Die heutige Alte Pfarrgasse mit dem im Volksmund bekannten "Hinnereck" stellt den spätmittelalterlichen und ältesten Teil Blieskastels dar. Im Vergleich zum restlichen Stadtbild, das vorwiegend von einer spätbarocken Bauweise des ausgehenden 18. Jahrhunderts geprägt ist, wirken die Gassen im Hinnereck schief und die Anlage der Gebäude unsystematisch. Mit dem Ausbau Blieskastels zur Residenzstadt (1773-1793) verlagerte sich das einstige Zentrum vom Bereich Hinnereck, Alter Markt bis zur Einmündung der heutigen Schloßbergstraße in die Kardinal-Wendel-Str., hin zum Paradeplatz. Zu dieser Zeit wurden auch Gebäude in der Alten Pfarrgasse baulich verändert, so dass die spätmittelalterliche Bauweise heute nur noch in Teilen erkennbar ist.
Vom "Hinnereck" aus führt die Alte Pfarrgasse vorbei am ehemaligen Pfarrhaus zum Standort der einstigen Kirche St. Sebastian (1664-1934). Diese wurde im Zeitraum zwischen 1664 bis 1669 im Auftrag der Grafen von der Leyen, am Standort einer früheren Feldkirche, errichtet. Schutzpatron der 1680 geweihten Kirche war der Heilige Sebastian, den die Stadt Blieskastel bis heute in ihrem Wappen führt. Ihm war der Hochaltar geweiht, die beiden Seitenaltäre der Heiligen Jungfrau Maria sowie dem Heiligen Antonius. Der 1775 verstorbene Reichsgraf Franz Carl von der Leyen fand in einer Gruft vor dem Hochaltar seine erste Ruhestätte. Heute befinden sich sowohl Franz Carl, wie auch seine Gattin Maria Anna von der Leyen in der Krypta der Schloßkirche.

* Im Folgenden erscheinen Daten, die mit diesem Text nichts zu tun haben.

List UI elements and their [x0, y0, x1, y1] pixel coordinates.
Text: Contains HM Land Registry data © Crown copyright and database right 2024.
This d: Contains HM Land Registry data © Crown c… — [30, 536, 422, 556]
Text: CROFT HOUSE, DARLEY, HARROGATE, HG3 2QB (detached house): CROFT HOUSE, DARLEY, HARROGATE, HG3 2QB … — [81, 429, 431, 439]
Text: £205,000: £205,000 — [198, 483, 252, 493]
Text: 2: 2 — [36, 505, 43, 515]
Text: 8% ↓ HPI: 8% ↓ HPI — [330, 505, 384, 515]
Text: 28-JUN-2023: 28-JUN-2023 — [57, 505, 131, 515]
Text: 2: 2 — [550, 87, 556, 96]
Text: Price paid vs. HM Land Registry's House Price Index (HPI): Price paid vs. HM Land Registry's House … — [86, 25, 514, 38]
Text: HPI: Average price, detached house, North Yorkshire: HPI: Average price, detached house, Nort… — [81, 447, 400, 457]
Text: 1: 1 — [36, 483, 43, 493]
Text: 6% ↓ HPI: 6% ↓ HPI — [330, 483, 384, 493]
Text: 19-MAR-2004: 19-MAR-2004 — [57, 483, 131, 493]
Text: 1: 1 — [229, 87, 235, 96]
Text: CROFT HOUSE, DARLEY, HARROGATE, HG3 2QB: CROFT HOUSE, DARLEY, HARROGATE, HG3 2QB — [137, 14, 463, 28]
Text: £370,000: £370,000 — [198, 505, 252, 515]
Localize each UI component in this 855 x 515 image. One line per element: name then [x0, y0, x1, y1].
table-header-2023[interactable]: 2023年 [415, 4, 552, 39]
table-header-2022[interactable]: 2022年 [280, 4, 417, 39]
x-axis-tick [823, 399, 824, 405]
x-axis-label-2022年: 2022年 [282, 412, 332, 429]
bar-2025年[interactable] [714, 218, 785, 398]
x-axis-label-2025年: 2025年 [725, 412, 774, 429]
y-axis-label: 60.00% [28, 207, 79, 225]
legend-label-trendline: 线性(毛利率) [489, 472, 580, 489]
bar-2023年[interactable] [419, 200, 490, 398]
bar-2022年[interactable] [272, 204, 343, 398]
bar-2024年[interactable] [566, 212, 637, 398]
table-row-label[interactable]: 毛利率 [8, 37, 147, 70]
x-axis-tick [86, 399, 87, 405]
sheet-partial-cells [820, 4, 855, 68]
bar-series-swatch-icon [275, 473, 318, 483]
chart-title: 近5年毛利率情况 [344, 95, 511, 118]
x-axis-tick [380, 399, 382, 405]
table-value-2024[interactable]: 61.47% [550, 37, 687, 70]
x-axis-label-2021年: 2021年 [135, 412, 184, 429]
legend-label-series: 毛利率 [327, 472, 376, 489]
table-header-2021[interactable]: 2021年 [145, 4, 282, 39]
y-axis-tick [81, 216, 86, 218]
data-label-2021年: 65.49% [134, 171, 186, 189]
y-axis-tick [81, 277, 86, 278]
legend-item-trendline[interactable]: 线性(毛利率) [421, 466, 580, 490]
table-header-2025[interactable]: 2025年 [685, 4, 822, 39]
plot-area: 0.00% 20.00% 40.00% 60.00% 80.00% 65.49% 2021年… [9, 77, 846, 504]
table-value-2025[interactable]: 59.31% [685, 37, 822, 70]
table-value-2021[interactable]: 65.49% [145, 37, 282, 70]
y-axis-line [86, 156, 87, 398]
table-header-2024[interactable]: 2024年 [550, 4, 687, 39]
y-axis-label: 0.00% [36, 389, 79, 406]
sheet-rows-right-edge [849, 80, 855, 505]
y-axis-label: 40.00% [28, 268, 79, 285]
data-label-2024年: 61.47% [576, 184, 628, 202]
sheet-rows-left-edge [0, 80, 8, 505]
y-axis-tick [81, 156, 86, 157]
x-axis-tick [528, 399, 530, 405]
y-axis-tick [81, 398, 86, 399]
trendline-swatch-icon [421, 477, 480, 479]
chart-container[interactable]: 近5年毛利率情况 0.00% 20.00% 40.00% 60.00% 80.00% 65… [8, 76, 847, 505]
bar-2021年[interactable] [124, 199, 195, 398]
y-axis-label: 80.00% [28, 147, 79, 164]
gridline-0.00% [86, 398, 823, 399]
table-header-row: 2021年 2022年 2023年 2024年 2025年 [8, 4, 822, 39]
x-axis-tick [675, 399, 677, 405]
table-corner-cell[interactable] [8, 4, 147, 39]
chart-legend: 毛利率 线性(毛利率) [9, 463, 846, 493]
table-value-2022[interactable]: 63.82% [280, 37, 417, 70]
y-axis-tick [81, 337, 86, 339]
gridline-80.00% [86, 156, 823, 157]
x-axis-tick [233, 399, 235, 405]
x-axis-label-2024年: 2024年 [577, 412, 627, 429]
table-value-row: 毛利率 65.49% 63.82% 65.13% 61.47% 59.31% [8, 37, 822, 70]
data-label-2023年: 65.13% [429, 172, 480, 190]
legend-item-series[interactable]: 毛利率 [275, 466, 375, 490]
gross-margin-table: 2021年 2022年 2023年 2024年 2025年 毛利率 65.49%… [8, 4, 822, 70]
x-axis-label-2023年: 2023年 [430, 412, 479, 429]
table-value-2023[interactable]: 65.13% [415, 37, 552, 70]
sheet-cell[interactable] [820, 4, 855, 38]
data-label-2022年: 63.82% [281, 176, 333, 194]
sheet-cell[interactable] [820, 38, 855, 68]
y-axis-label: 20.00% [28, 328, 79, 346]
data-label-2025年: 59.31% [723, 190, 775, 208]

Im Außenbereich von St. Sebastian lag bis zum Jahr 1784 ein Friedhof. Aufgrund einer Verordnung wurden seither Beerdigungen innerhalb des Ortes untersagt, so dass ein neu angelegter Friedhof an der Straße nach Blickweiler genutzt wurde. Im Zusammenhang mit der Verlegung des Wilhelmitenklosters im Gräfinthal waren die Stiftsherren bis zum Beginn des 19. Jahrhunderts in St. Sebastian untergebracht. Dort sollten sie bis zur Fertigstellung der 1788 geplanten Stiftskirche bleiben. Das Bauvorhaben verhinderten die in den 1790er Jahren eintretenden Auswirkungen der Französischen Revolution auf Blieskastel. 1809 gab die Pfarrei Blieskastel St. Sebastian endgültig auf und es folgte 1810 die Versteigerung des Gebäudes zusammen mit dem Pfarrhaus. Bis zum Abriss im Jahr 1934 wechselte die baufällig gewordene Kirche mehrfach den Eigentümer.
1980 schuf der Bildhauer Richard Menges eine Gedenktafel mit einem Abbild des Heiligen Sebastian. Diese erinnert noch heute an den einstigen Standort der Kirche: „Hier stand die St. Sebastianus Kirche erbaut Anno 1664 Pfarrkirche bis 1809 Abgetragen 1934“. Das ehemalige Pfarrhaus aus dem Ende des 17. Jahrhunderts ist noch heute, in renovierter Form, erhalten. 1973 kaufte Bäckermeister Ludwig Kuhn das Gebäude und bewahrte es somit vor dem geplanten Abriss. Der Schlussstein der Türeinfassung trägt seither die Jahreszahl 1973 und die Initialen LK.